Com a movimentação e os gritos, aos poucos as pessoas começaram a se juntar no estacionamento para descobrir o que acontecia.
- Vocês podem ter conseguido destruir meus planos de me vingar dessa cidade! Mas isso não vai ficar assim! - Lourdes estava transtornada e Eddie teve que segurar a mãe para evitar que ela avançasse sobre Lucy Anne e Daniel. Mas essa tarefa estava cada vez mais difícil.
- Não fui eu quem começou tudo isso - Lucy Anne finalmente falou - se seu filho não tivesse feito o que fez...
- Lucy, melhor não - Daniel a abraçou delicadamente.
Para Lourdes aquela demonstração de afeto foi a gota d’água.
- Sua sem vergonha! Pôs a cidade toda contra meu filho quando a depravada é você! - ela conseguiu se desvencilhar dos braços do filho, mas não avançou sobre os dois. Ao invés disso, seguiu para o carro. Eddie se sentiu aliviado por ver a mãe se afastando, mas ela não estava desistindo.
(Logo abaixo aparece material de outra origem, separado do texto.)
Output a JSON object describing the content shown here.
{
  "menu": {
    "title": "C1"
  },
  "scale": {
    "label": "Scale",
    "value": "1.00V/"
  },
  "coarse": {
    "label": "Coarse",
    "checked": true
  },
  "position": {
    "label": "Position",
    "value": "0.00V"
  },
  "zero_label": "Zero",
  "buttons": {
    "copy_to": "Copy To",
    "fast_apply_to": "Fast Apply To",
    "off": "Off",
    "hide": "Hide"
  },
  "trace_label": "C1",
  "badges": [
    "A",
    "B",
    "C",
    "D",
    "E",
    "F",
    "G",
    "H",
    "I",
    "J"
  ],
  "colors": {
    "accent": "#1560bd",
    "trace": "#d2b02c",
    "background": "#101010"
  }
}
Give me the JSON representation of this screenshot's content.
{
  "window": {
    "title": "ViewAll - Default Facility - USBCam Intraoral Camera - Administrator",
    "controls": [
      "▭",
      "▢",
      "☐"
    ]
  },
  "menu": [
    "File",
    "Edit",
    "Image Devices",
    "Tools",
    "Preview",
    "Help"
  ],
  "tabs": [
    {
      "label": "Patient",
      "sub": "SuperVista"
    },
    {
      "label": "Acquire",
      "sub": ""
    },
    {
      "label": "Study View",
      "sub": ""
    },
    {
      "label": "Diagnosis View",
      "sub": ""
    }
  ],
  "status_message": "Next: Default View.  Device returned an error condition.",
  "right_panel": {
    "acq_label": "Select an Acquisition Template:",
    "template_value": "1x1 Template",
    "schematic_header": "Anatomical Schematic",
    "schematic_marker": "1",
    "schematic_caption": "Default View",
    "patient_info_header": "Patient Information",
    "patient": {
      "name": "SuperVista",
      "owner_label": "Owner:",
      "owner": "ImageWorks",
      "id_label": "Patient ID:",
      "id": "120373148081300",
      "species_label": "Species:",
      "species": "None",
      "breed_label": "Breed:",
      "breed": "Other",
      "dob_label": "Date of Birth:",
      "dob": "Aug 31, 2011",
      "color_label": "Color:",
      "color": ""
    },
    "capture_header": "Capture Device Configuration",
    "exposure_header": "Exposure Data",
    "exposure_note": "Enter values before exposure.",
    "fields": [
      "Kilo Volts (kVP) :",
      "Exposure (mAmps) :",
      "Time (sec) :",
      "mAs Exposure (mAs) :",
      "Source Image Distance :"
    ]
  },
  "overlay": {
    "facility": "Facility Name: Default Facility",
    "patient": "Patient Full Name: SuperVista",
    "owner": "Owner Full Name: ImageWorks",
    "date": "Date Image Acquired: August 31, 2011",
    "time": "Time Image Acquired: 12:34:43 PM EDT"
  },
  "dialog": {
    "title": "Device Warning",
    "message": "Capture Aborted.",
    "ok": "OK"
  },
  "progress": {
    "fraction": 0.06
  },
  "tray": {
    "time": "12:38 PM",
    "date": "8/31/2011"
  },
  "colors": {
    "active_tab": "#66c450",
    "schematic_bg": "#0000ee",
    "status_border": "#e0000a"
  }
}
Ele não sabia, mas ela guardava uma arma no porta-luvas do carro.
- Você não vai trocar meu filho por esse idiota! - ela apontou a arma para Daniel.
Tudo aconteceu em uma fração de segundo. Lourdes passou por Eddie que não teve tempo de segurá-la e se aproximou de Daniel e Lucy Anne. Os dois olharam para ela ao mesmo tempo em que Jared e Anna, que estavam mais distantes perceberam o que estava acontecendo. Eles ouviram um clique vindo da arma. Eddie começou a correr em direção à mãe. O barulho que ouviram em seguida foi muito mais alto.
- Daniel! - Jared gritou correndo em direção ao irmão. Anna correu atrás dele e só depois que contornaram o carro, eles puderam ver o que havia acontecido.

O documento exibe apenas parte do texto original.